Moving Toward Real-World Conjoint Models
In practice, consumer preferences are rarely fixed across individuals. The standard MNL model assumes a single set of utility weights shared by everyone, which oversimplifies real-world heterogeneity. To model this variation, we would extend our framework to a:
- Multi-level model (also known as a random-parameter or hierarchical Bayes model)

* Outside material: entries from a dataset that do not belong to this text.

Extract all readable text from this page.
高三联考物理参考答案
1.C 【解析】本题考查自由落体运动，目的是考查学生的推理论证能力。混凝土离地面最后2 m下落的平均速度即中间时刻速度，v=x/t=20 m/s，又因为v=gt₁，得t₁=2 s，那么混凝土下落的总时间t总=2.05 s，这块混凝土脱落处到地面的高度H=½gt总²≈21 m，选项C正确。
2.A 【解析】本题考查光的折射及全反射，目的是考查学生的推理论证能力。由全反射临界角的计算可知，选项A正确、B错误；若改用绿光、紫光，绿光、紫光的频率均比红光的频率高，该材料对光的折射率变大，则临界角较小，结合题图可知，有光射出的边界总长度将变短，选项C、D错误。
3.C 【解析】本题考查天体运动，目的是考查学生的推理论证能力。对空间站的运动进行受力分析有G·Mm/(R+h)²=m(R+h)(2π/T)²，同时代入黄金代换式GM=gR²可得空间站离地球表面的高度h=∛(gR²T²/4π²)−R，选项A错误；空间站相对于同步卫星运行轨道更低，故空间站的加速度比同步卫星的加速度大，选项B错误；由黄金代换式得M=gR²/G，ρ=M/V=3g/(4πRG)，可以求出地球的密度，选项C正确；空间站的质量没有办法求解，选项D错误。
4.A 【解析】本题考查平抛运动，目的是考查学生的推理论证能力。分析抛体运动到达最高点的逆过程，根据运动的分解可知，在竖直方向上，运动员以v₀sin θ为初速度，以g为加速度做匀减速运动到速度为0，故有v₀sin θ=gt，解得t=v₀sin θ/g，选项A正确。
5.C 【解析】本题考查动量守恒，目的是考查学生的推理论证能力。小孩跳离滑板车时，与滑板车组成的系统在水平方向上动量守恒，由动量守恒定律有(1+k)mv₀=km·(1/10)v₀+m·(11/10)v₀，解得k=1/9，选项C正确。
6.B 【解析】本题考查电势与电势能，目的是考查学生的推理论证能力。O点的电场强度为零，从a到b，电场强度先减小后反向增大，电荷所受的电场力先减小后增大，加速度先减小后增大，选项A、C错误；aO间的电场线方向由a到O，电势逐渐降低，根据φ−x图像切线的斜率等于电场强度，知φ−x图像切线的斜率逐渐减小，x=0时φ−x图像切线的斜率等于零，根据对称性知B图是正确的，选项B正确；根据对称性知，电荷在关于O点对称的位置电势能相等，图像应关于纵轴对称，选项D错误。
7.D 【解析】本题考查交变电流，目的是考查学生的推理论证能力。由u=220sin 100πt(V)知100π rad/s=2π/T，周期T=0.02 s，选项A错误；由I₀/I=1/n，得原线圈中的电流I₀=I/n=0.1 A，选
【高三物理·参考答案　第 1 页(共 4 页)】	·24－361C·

In such models: - Each individual is assumed to have their own \(\beta\) coefficients, drawn from a population-level distribution (e.g., \(\beta_i \sim \mathcal{N}(\mu, \Sigma)\)). - The goal becomes estimating both the individual-level preferences and the distribution of preferences across the population.
These models are more computationally intensive, but they provide a richer, more realistic view of consumer behavior. They’re especially useful for personalized marketing, targeting, and advanced segmentation.